The smart health example contains three different roles; Patient, Doctor, and Pharmacist, that have rights to access objects based on their roles.

Here is the formal description of transaction flow in use case;

ROLES= {Patient, Doctor, Pharmacist}

OBJECTS (O) = {Patients Records, Prescription Drugs, Diagnosis}.

RIGHTS (R) = {View, Add, Prescribe, Enter, Dispense}

Example of Doctors accessible operations:

if ROLES(Doctor)==true;

allowed_operation= {View, Add, Prescribe, Enter}.

Similarly for other roles Conditions and Obligations must be fulfilled to grant access.

Conclusion

In addition to preventing unauthorized access, be aware that even authorized users can also be potential threats.

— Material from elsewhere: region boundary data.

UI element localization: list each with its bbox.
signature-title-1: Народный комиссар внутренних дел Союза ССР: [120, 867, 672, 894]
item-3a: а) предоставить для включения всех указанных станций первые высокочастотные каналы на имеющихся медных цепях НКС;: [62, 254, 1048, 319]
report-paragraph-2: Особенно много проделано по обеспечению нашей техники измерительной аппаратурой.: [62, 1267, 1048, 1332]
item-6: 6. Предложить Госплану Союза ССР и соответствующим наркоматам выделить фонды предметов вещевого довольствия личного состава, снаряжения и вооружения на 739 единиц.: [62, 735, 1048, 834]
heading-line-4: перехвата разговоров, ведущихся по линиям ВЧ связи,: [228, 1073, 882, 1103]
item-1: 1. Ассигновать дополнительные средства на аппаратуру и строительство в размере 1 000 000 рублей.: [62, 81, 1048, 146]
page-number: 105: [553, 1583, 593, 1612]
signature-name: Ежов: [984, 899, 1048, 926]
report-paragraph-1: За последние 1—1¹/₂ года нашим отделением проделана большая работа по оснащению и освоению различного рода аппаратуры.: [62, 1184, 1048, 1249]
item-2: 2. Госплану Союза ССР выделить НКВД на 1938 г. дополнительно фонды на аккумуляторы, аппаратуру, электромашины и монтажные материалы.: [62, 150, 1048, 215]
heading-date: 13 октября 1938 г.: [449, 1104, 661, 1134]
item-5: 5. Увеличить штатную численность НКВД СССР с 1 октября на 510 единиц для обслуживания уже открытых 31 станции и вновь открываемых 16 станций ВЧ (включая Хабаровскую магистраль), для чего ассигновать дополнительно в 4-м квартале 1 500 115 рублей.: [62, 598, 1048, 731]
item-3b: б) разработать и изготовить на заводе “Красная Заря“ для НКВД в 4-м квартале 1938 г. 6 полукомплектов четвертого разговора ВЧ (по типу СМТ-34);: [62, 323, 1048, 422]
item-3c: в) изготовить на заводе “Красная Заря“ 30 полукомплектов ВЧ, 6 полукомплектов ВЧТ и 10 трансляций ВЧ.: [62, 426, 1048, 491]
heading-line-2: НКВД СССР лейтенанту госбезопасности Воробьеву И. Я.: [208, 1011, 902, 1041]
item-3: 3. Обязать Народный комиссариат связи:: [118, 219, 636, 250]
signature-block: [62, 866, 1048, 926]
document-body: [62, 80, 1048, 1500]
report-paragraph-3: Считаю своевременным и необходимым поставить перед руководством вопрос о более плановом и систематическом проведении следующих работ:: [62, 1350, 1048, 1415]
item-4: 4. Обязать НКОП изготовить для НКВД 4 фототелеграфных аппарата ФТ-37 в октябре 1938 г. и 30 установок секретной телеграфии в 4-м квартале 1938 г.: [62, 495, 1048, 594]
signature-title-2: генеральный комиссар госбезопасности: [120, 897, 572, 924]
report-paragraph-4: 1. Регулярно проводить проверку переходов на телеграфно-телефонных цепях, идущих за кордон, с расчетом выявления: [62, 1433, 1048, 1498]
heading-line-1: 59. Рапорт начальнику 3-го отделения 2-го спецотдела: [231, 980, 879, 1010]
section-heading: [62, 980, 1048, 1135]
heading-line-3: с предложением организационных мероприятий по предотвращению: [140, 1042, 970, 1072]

Usage control provides fine grained access to data and resources. Access control in smart cities provides capabilities to configure for different level authorities and easy to track the records of events.

If threat actors can’t access your network, the amount of damage they’ll be able to do will be limited. Yet, keeping in mind the sensitivity of smart health to vulnerabilities, usage control should be accompanied by strong defense mechanisms like encryption, anti malwares, intrusion detection and network segmentation.